Four horsemen of Apocalypse

According to Dr. John Gottman the four horsemen that are associated with relationship conflict can be viewed as indicators of the end of a marriage. These four horsemen are often referred to as criticisms, defensiveness and stonewalling. They can be powerful indicators that a relationship may be in trouble. If these behaviors are not addressed, they can cause more conflict between the partners and further divisions. The only way to make things better is to address and rectify these negative patterns now, before it’s too late.

These are the 4 horsemen:

 

Criticism – One partner may feel inferior if they are constantly being criticised.

Defensiveness: Excessive defensiveness can cause arguments to stop before either party has had the chance to express themselves or come up with a solution.

Stonewalling: Ignoring your partner while they try to communicate their needs creates a gap between you.

Disrespect – It is almost certain that expressing disrespect for another person’s feelings or belittling them will cause irreparable harm over time.

 

What is the average divorce rate?

Divorce can be a very difficult and emotional experience that affects whole families. It’s not surprising that divorce rates are on the rise in many countries. Nearly half of all marriages in the United States end in divorce. Since 1950s, when only 10-20% of marriages ended with divorce, this number has steadily increased. Divorce is becoming more common due to factors like changing social norms and dual-income households. Incompatibility and financial strain are frequently cited as reasons for a marriage’s breakdown. No matter what the reason, divorce is becoming more common.

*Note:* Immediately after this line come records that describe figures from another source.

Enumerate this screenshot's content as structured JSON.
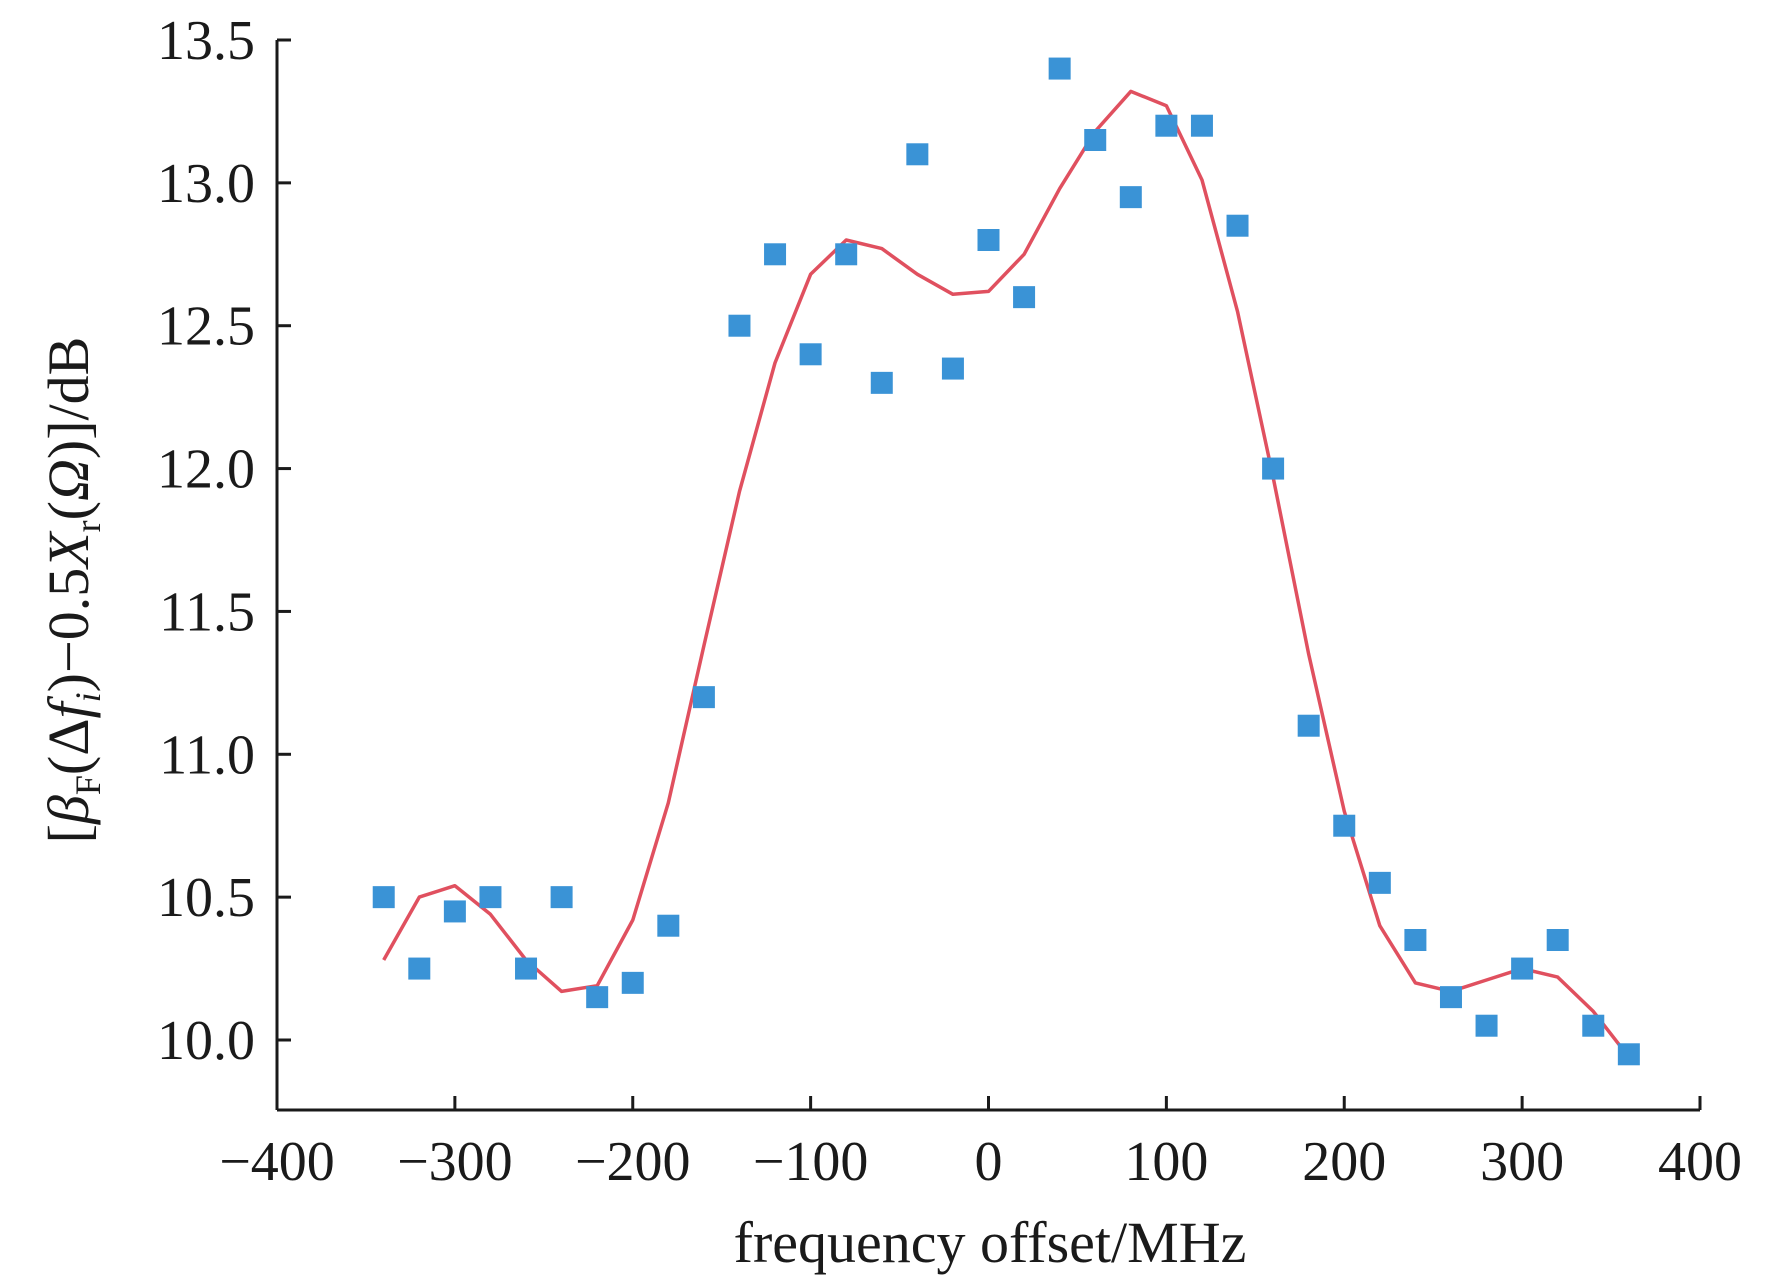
{
  "chart_data": {
    "type": "scatter",
    "title": "",
    "xlabel": "frequency offset/MHz",
    "ylabel_parts": {
      "open": "[",
      "beta": "β",
      "beta_sub": "F",
      "delta_f_open": "(Δ",
      "f": "f",
      "f_sub": "i",
      "mid": ")−0.5",
      "X": "X",
      "X_sub": "r",
      "omega_open": "(",
      "omega": "Ω",
      "close": ")]/dB"
    },
    "xlim": [
      -400,
      400
    ],
    "ylim": [
      9.75,
      13.5
    ],
    "xticks": [
      -400,
      -300,
      -200,
      -100,
      0,
      100,
      200,
      300,
      400
    ],
    "xtick_labels": [
      "−400",
      "−300",
      "−200",
      "−100",
      "0",
      "100",
      "200",
      "300",
      "400"
    ],
    "yticks": [
      10.0,
      10.5,
      11.0,
      11.5,
      12.0,
      12.5,
      13.0,
      13.5
    ],
    "ytick_labels": [
      "10.0",
      "10.5",
      "11.0",
      "11.5",
      "12.0",
      "12.5",
      "13.0",
      "13.5"
    ],
    "grid": false,
    "series": [
      {
        "kind": "scatter",
        "marker": "square",
        "color": "#3a93d6",
        "x": [
          -340,
          -320,
          -300,
          -280,
          -260,
          -240,
          -220,
          -200,
          -180,
          -160,
          -140,
          -120,
          -100,
          -80,
          -60,
          -40,
          -20,
          0,
          20,
          40,
          60,
          80,
          100,
          120,
          140,
          160,
          180,
          200,
          220,
          240,
          260,
          280,
          300,
          320,
          340,
          360
        ],
        "y": [
          10.5,
          10.25,
          10.45,
          10.5,
          10.25,
          10.5,
          10.15,
          10.2,
          10.4,
          11.2,
          12.5,
          12.75,
          12.4,
          12.75,
          12.3,
          13.1,
          12.35,
          12.8,
          12.6,
          13.4,
          13.15,
          12.95,
          13.2,
          13.2,
          12.85,
          12.0,
          11.1,
          10.75,
          10.55,
          10.35,
          10.15,
          10.05,
          10.25,
          10.35,
          10.05,
          9.95
        ]
      },
      {
        "kind": "line",
        "color": "#e0505f",
        "x": [
          -340,
          -320,
          -300,
          -280,
          -260,
          -240,
          -220,
          -200,
          -180,
          -160,
          -140,
          -120,
          -100,
          -80,
          -60,
          -40,
          -20,
          0,
          20,
          40,
          60,
          80,
          100,
          120,
          140,
          160,
          180,
          200,
          220,
          240,
          260,
          280,
          300,
          320,
          340,
          360
        ],
        "y": [
          10.28,
          10.5,
          10.54,
          10.44,
          10.28,
          10.17,
          10.19,
          10.42,
          10.83,
          11.38,
          11.92,
          12.37,
          12.68,
          12.8,
          12.77,
          12.68,
          12.61,
          12.62,
          12.75,
          12.98,
          13.18,
          13.32,
          13.27,
          13.01,
          12.55,
          11.97,
          11.35,
          10.8,
          10.4,
          10.2,
          10.17,
          10.21,
          10.25,
          10.22,
          10.1,
          9.94
        ]
      }
    ]
  }
}
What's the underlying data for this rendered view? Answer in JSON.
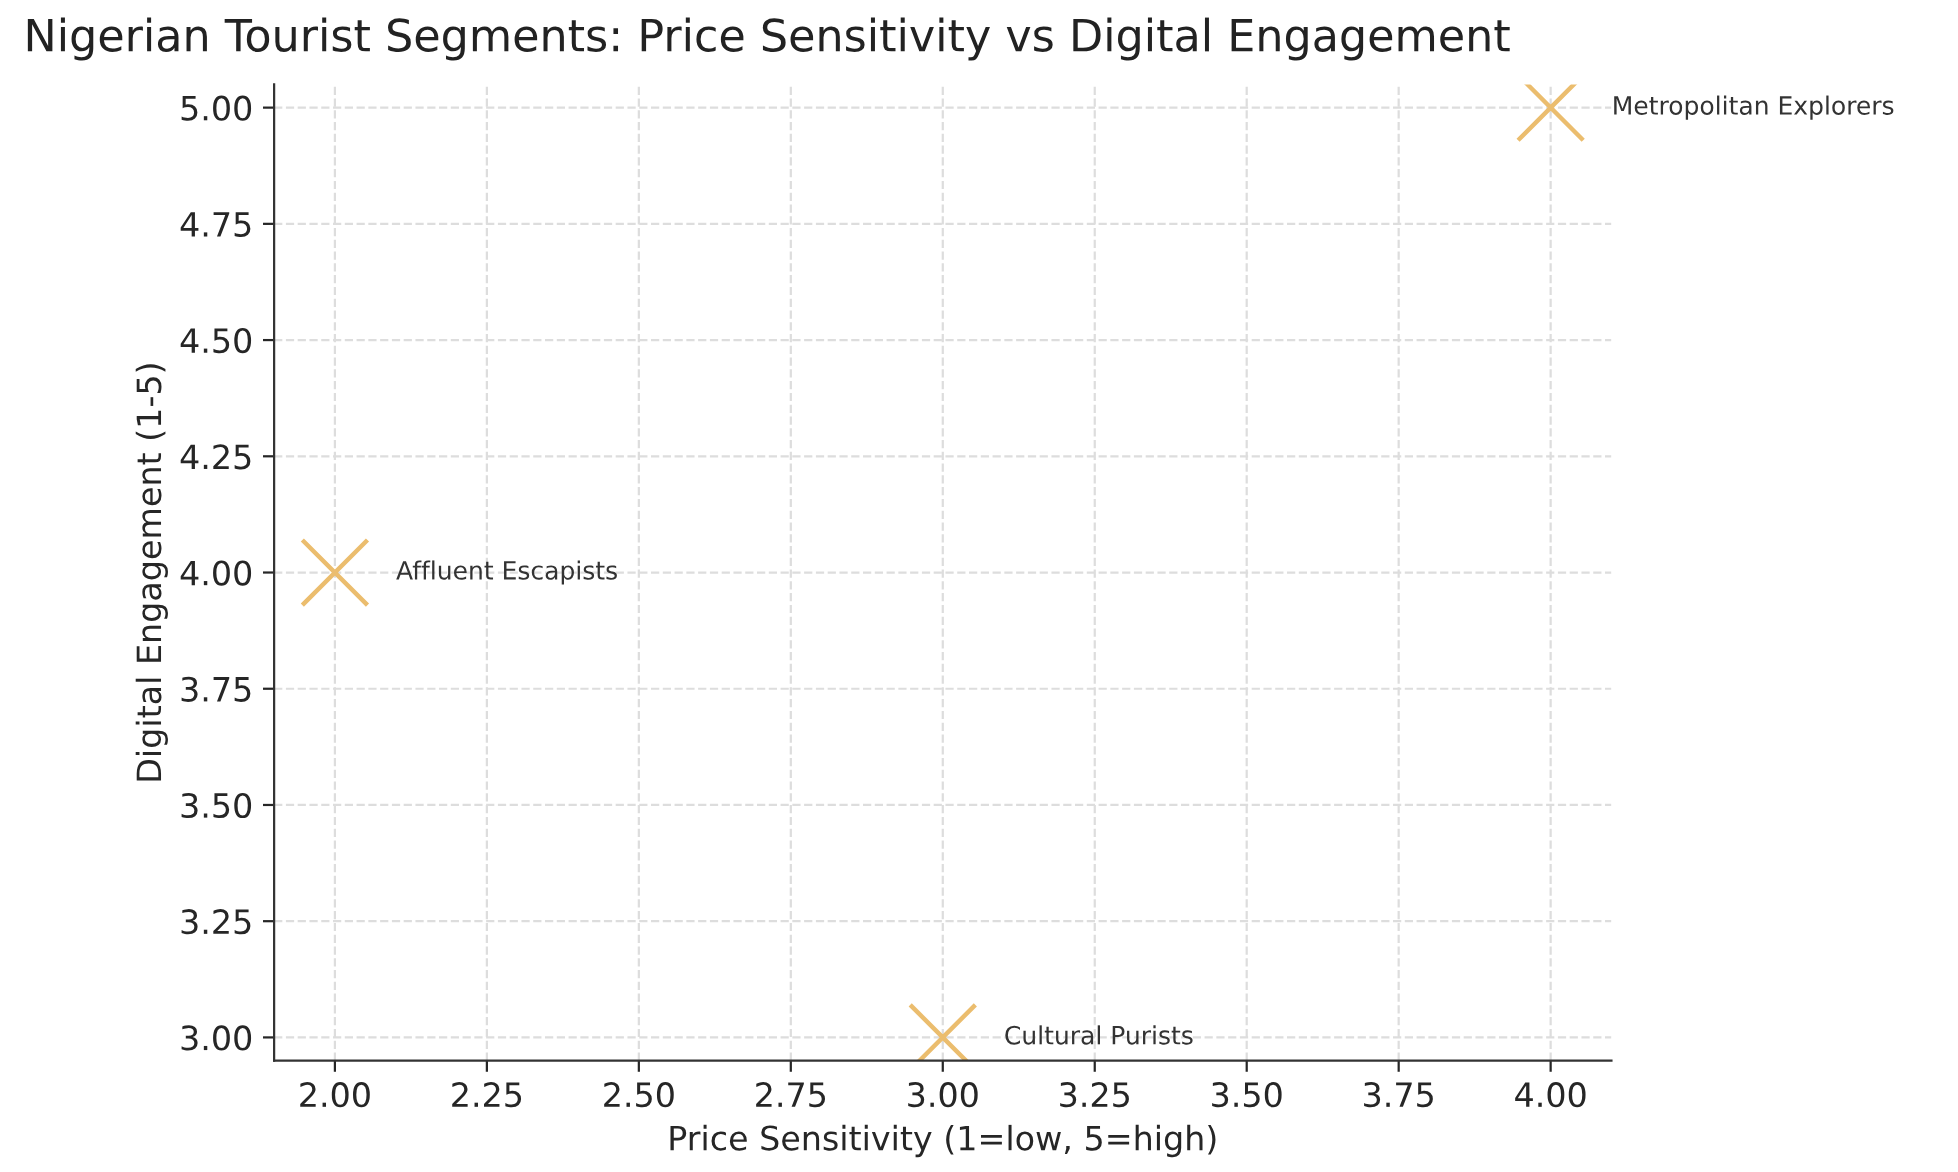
{
  "chart_data": {
    "type": "scatter",
    "title": "Nigerian Tourist Segments: Price Sensitivity vs Digital Engagement",
    "xlabel": "Price Sensitivity (1=low, 5=high)",
    "ylabel": "Digital Engagement (1-5)",
    "x": [
      2,
      3,
      4
    ],
    "series": [
      {
        "color": "#ebbd6e",
        "values": [
          4,
          3,
          5
        ]
      }
    ],
    "annotations": [
      {
        "text": "Affluent Escapists",
        "x": 2,
        "y": 4
      },
      {
        "text": "Cultural Purists",
        "x": 3,
        "y": 3
      },
      {
        "text": "Metropolitan Explorers",
        "x": 4,
        "y": 5
      }
    ],
    "xlim": [
      1.9,
      4.1
    ],
    "ylim": [
      2.95,
      5.05
    ],
    "xticks": [
      {
        "value": 2,
        "label": "2.00"
      },
      {
        "value": 2.25,
        "label": "2.25"
      },
      {
        "value": 2.5,
        "label": "2.50"
      },
      {
        "value": 2.75,
        "label": "2.75"
      },
      {
        "value": 3,
        "label": "3.00"
      },
      {
        "value": 3.25,
        "label": "3.25"
      },
      {
        "value": 3.5,
        "label": "3.50"
      },
      {
        "value": 3.75,
        "label": "3.75"
      },
      {
        "value": 4,
        "label": "4.00"
      }
    ],
    "yticks": [
      {
        "value": 3,
        "label": "3.00"
      },
      {
        "value": 3.25,
        "label": "3.25"
      },
      {
        "value": 3.5,
        "label": "3.50"
      },
      {
        "value": 3.75,
        "label": "3.75"
      },
      {
        "value": 4,
        "label": "4.00"
      },
      {
        "value": 4.25,
        "label": "4.25"
      },
      {
        "value": 4.5,
        "label": "4.50"
      },
      {
        "value": 4.75,
        "label": "4.75"
      },
      {
        "value": 5,
        "label": "5.00"
      }
    ],
    "grid": true,
    "marker": "cross"
  }
}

It can have devastating effects on intertwined communities all over the globe.

 

How to deal with a divorce

Divorce can be a difficult and stressful experience. You can make positive changes in your life by navigating divorce in a constructive and healthy way. These are steps to help you cope with divorce pain.

    1. Accept your feelings. – Don’t be afraid to let out all emotions without judgment or fear. Recognize and process your emotions, even if they are uncomfortable. This will help you heal and move on.
    2. Get connected with others. – Make sure you surround yourself with people who are supportive of your feelings and will listen to you without judgment or giving advice unless asked. Talking about your feelings and thoughts can help you feel better and provide comfort in difficult times.
      1. Search for support networks. These can be great resources to help you get through the transition to being single again.
      2. Take care – Getting back to your hobbies and activities can bring you joy and balance again. Do whatever you can to relax and take care your mental health during this stressful time.
      3. Keep your eyes on the future. Although it may seem impossible now, most people eventually heal from divorce. You will eventually find peace again. Focus on the possibilities for the future and not the past or regrettable feelings that were associated with divorce.

Conclusion

It’s possible to fix your relationship if you notice any of these signs. These tips can help you create a fulfilling relationship by changing your behavior. These are the key steps you can take to create a happier and healthier relationship.

 

    1. Identify and fix any negative patterns.
    2. Express your needs clearly Ensure that both parties are heard and respected by having honest and open conversations about the needs of each other in order to make the relationship thrive.

      1. Self-care It is important to take time for yourself in order to maintain emotional balance, develop greater empathy, understand, and be able listen to your partner and offer support.
      2. Communicate actively — Work with your partner to establish goals, find solutions, make mistakes, and manage stress or conflict in a healthy manner through active dialogue, not passive-aggressive behavior.
      3. Create win/win situations – Rather than trying to get your way, focus on creating mutually-beneficial solutions. This can foster a culture of cooperation instead of competition.

      You will be able to build a strong relationship between you and your partner if you are able to recognize negative patterns, communicate openly, actively, communicate, take care of yourself as individuals and work together for mutual benefit.